Soooo... you're asking if a 286mm disk will fit where a 282mm disk was designed to go... :laugh:



Ok, I suppose I shouldn't laugh, but I do anyway. No is your answer, look at rotors that were designed to go on your car.


----------



## ridgemanron (Sep 27, 2011)

My 2012 Turbo Beetle had the 286X12's on the rears. If your rear calipers/carriers are the same
part numbers as are on my Turbo Beetle, they will fit.
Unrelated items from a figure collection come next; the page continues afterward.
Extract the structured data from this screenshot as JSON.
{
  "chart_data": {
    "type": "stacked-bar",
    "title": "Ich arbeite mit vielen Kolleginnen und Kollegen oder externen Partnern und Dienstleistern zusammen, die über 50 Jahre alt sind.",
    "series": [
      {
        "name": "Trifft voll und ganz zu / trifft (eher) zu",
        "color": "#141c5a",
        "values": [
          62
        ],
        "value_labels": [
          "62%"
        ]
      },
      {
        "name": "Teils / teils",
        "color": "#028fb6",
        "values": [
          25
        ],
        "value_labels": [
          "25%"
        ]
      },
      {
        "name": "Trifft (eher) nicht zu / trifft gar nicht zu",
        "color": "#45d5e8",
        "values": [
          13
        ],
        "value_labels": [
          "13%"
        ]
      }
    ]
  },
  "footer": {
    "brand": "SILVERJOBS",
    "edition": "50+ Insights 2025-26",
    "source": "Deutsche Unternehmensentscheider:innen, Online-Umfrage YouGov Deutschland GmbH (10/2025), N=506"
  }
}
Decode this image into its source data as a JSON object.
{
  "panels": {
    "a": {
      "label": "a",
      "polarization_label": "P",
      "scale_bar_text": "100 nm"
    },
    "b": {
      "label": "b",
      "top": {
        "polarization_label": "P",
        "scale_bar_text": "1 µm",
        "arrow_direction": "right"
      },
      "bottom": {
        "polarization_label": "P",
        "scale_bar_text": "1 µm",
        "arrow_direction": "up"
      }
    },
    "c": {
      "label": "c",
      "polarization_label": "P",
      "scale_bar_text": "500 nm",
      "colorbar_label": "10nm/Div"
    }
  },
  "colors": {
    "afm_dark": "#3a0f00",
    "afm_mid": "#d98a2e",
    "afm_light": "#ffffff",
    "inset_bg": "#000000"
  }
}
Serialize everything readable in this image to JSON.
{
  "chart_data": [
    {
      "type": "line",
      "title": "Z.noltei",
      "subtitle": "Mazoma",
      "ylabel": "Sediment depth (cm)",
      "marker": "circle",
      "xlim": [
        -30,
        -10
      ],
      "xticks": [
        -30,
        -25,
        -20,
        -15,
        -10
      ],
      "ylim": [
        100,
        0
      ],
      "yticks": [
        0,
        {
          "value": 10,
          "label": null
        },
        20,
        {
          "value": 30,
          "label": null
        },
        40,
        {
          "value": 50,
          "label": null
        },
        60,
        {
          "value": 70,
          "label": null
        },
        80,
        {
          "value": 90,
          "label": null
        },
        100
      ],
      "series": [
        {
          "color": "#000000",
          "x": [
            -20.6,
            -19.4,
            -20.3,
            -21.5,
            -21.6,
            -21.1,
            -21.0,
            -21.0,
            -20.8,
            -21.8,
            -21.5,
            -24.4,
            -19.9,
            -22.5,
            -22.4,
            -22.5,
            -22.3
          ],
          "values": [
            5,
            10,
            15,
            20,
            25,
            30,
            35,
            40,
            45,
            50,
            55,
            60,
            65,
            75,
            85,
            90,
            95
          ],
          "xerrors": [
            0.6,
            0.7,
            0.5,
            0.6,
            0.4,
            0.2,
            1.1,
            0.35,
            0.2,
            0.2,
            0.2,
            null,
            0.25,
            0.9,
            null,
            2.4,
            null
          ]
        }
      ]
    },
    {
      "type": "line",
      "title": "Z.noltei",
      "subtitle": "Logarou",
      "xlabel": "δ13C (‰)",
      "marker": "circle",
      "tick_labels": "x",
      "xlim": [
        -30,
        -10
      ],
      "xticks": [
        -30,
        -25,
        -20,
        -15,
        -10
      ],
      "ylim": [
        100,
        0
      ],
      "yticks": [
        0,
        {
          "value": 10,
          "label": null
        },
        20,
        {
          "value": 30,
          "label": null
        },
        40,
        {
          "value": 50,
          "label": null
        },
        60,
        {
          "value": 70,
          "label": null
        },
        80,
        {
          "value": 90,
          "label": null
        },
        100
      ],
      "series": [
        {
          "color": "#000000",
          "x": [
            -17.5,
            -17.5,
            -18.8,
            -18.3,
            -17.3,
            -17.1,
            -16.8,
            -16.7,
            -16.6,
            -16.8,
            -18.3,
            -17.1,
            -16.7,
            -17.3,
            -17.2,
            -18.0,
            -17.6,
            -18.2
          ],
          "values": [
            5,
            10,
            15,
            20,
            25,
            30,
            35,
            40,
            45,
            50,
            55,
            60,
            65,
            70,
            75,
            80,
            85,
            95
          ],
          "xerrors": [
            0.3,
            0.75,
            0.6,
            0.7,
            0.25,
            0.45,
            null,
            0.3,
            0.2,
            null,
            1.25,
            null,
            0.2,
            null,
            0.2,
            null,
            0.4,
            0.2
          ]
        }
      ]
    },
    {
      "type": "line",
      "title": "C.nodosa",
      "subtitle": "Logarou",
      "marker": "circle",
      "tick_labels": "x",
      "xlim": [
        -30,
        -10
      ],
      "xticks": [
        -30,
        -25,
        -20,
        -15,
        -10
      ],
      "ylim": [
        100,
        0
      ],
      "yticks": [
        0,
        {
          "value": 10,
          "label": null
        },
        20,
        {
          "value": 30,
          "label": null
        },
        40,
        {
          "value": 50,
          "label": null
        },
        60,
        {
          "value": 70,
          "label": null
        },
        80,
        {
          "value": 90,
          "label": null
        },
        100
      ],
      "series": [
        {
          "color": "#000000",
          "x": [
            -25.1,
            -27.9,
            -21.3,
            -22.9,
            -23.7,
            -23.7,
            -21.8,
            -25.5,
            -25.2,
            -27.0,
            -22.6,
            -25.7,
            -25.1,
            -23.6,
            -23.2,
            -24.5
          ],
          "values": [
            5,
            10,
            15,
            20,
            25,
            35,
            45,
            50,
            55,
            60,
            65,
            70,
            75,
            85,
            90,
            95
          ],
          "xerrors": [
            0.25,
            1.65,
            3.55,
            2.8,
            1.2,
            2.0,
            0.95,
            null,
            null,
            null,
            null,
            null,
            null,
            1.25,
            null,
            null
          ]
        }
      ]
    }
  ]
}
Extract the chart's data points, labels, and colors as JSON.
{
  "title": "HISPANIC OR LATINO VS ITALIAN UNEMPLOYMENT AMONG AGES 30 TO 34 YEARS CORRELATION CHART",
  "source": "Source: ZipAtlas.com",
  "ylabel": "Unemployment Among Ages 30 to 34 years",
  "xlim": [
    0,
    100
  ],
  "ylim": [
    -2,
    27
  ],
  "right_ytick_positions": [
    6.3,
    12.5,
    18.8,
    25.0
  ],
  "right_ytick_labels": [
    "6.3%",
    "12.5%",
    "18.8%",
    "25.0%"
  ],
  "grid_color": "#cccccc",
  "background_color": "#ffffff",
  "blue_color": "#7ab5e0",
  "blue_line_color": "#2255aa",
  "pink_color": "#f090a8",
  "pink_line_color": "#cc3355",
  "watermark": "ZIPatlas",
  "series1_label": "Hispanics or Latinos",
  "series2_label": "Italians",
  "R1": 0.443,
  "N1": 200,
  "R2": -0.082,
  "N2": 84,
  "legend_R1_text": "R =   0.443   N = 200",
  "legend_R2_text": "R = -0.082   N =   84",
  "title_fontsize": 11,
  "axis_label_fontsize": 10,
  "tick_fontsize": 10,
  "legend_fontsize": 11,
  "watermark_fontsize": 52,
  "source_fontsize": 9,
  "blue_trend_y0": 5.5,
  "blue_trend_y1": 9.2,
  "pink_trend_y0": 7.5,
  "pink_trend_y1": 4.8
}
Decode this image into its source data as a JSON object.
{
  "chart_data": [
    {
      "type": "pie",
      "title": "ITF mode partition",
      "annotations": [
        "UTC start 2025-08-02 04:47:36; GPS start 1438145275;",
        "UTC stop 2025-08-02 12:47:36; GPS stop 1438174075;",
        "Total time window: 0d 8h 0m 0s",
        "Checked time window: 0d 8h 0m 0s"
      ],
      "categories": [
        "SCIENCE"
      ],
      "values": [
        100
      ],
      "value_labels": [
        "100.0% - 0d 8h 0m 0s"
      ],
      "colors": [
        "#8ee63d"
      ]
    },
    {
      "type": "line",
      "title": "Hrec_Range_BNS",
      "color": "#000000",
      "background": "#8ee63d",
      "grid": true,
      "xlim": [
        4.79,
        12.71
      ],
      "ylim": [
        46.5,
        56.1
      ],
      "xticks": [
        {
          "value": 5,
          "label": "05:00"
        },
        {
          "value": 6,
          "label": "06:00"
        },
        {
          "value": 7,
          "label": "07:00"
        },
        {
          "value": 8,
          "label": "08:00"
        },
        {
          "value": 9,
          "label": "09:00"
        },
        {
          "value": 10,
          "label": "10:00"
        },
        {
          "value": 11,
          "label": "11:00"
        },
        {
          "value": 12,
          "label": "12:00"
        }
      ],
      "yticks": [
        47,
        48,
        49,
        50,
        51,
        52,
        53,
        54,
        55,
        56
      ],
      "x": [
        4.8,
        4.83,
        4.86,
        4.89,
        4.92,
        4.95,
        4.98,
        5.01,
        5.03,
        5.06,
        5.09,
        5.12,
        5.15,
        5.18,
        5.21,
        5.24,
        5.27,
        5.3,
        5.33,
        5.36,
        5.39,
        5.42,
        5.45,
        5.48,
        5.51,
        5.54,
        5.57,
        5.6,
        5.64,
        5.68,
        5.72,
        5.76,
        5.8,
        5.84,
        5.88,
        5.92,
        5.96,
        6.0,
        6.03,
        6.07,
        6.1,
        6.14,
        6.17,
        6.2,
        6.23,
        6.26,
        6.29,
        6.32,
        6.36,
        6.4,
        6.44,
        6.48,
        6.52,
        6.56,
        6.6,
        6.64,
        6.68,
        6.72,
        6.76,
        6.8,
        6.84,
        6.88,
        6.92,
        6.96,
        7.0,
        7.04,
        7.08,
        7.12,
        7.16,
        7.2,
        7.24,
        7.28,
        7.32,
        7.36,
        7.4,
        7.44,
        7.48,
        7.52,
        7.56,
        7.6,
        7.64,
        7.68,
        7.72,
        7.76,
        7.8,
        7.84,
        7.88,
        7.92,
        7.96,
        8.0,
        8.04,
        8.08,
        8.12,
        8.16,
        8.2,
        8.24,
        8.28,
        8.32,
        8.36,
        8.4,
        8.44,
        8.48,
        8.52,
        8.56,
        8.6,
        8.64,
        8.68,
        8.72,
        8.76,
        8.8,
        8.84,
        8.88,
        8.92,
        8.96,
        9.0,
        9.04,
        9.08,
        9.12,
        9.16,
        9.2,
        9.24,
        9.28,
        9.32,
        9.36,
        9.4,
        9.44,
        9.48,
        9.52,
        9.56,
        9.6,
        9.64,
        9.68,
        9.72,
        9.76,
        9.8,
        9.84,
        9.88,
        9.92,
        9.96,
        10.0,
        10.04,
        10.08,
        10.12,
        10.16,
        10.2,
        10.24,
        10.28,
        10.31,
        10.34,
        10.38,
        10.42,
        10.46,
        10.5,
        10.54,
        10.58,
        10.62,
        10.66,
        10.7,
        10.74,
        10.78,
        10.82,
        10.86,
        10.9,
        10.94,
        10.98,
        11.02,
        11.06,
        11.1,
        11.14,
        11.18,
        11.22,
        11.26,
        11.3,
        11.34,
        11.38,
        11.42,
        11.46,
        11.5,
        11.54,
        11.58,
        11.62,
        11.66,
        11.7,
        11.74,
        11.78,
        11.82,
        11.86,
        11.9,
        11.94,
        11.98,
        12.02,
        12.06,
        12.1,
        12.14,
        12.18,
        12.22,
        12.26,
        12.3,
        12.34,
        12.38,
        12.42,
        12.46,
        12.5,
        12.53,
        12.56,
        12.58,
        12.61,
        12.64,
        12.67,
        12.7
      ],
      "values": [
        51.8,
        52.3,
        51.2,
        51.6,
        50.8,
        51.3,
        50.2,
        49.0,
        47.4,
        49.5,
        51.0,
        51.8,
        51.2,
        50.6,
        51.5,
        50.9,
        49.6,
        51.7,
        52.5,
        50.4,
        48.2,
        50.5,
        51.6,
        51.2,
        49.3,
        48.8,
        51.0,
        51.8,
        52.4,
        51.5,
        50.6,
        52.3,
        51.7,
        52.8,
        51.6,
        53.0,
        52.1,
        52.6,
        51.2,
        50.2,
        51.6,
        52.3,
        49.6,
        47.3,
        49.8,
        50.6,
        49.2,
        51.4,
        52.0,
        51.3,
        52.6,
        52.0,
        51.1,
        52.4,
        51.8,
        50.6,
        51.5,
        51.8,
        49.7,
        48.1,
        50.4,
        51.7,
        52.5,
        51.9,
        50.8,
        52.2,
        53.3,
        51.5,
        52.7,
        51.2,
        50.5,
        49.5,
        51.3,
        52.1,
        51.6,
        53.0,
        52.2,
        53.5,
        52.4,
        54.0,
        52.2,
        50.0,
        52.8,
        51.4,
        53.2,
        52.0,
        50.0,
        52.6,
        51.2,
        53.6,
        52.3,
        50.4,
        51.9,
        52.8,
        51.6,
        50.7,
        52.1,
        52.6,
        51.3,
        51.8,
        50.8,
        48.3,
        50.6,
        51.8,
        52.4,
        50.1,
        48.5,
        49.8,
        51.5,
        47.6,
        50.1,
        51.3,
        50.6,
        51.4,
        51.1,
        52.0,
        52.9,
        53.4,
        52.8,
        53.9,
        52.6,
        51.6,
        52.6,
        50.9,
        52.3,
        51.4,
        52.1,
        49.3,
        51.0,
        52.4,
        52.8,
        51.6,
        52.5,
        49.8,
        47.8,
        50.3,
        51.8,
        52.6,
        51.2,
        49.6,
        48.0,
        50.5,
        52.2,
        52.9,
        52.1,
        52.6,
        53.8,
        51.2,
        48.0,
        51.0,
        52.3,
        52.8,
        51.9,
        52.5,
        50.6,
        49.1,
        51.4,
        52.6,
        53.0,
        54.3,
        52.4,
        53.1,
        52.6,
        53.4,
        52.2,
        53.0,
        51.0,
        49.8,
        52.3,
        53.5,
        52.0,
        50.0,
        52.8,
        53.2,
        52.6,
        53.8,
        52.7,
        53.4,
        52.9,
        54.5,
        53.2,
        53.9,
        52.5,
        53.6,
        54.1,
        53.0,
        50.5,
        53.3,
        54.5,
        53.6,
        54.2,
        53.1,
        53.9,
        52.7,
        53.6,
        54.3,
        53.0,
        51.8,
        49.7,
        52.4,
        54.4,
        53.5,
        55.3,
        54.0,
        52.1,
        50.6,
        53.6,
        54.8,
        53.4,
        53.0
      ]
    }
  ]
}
I've upgraded my rears to WP PRo Brakes
322X12, using the same OEM calipers/carriers, but needed a custom adaptor that WP supplies with
their upgrade kit.

If you want to, ask your VW parts dept if your rear brakes utilize the following caliper and carrier numbers.
If they do, the 286X12's will fit without modification:
Rear - Right Side - Carrier - 5K0615426A Rear - Left Side - Carrier - 5K0615425A 
Rear - Right Side - Caliper - 5K0615424A Rear - Left Dide - Caliper - 5K0615423A

Just for the record, the units for my car are painted red to match the front calipers that came with the 
Turbo Beetle. I know many other VW models use the same size components but perhaps they also come
in silver for other cars. In either case, if the numbers I listed are compatible, you would be good to go
if ordering them.


----------